Sometimes camping stinks

By Bob Huber: Local columnist

When spring rears its ugly head in these dusty parts, I always get claustrophobia — a fear of being trapped in a 1957 Chevy with a polecat. I caught that terminal ailment when our kids were small, and our family drove through a rain storm.

What happened was, we went to the mountains one spring day on a fun-filled family adventure.

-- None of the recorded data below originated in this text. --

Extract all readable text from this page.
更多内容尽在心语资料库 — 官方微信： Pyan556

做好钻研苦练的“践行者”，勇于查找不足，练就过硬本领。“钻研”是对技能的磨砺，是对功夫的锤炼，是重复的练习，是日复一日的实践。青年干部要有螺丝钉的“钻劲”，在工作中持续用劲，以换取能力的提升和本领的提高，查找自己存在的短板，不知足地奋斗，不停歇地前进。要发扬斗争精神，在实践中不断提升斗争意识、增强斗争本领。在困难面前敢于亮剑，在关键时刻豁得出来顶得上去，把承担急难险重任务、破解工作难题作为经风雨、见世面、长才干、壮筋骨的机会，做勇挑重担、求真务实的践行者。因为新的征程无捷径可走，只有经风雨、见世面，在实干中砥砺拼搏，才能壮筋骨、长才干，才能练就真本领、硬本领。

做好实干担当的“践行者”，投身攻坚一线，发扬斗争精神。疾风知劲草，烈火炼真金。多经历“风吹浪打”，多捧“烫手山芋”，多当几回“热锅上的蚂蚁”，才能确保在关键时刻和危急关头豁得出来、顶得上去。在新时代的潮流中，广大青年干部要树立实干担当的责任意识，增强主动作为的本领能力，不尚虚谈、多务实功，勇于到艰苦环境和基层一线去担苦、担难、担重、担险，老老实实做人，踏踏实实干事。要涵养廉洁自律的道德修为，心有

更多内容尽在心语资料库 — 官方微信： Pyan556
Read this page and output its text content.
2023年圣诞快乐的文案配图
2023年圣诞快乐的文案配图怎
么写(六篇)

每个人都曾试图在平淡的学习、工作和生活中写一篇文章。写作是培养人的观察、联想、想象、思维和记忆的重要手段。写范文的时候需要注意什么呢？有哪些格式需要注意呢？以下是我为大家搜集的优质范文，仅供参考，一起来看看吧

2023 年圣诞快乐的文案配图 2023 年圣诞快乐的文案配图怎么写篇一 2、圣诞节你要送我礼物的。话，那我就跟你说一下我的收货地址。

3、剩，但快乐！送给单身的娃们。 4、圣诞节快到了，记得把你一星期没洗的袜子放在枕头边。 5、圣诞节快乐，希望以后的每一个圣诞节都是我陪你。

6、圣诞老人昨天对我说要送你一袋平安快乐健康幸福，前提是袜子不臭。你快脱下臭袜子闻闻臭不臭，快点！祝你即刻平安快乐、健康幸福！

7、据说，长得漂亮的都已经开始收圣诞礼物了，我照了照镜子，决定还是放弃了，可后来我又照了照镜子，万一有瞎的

To outdoors aficionados our woodsy paraphernalia may have appeared a bit lacking — Army surplus pup tents, some blankets, a coffee pot, a frying pan, a Zippo lighter, some basic grub, and our dogs, named Lucky, Curly, and Mary Louise.

We’d planned to spend only two nights up there in the thin air and didn’t need a lot of stuff cluttering up the car trunk and crowding out my fishing gear.

After we set up camp, we sat around the fire singing songs and roasting marshmallows until I finally yawned and announced bedtime for the kids. “Aaaaw,” they wailed. “Can’t we wait until the sun goes down?” I reached for a big stick, because in those days I was a disciple of an ancient Teutonic canon that said, “The threat of physical violence is the bulwark of parental peace of mind.”

But it finally did get dark, and we snuggled down in separate tents, the dogs with the kids for protection against pterodactyls, and my wife Marilyn with me for the same reason. I didn’t phrase that correctly, but you get the drift.

We had been asleep only a short while when I was awakened by a metallic clanging in the darkness outside our tent. Marilyn sat up and peered through a tiny peephole. “It’s just an empty can of potato sticks,” she said, “being rolled by several black and white floral arrangements.”

I pushed her aside and took a look for myself. Our campsite was moonlit, and there, frolicking and flashing their fluffy tails, were a half dozen skunks.

At this juncture let me point out that skunks derive their name from the Native American term, “See-gon-kee,” which, precisely translated, means, “Holy bleep, Kemosabe, was that you?” They are members of the weasel family Mustelidae and are biologically kin to rotten eggs, only worse. They are often seen smooshed on highways and can ruin your day if you breathe as you drive by. Chief characteristic of the animal is its acrobatic ability to point both ends of its anatomy in the same direction, followed by a barely audible hissing and an evil chuckle.

Anyway, as I looked out the peephole, I saw the flap on the kids’ tent fly open and heard them yell, “Get ‘em, boys! You too, Mary Louise,” and out raced our three canines, teeth barred, hairs standing on end. The skunks, of course, went into their unique U-shaped stance, hissed, and then chuckled. The dogs, being outnumbered, stopped abruptly, sniffed, choked, and raced back to the kids’ tent, pulling the flap shut behind them. Their re-entry caused the kids to break into Biblical lamentations: “Oh Cheese! Aaaii! Yuuk! Urrrgle!”

The incident might have stopped there except that Marilyn, hearing the woeful chorus from the other tent, cried “The children!” and burst from our shelter, bounding barefoot across the skunks like Eliza crossing the ice flow. All the while she was yelling, “Oh God! I’m coming, kids! Oh, excuse me! Oh God! Oh mercy! Oh my God!”

I don’t want to talk about the ride home. You see, our windows were rolled up because of a spring rainstorm, and I’ve had claustrophobia ever since.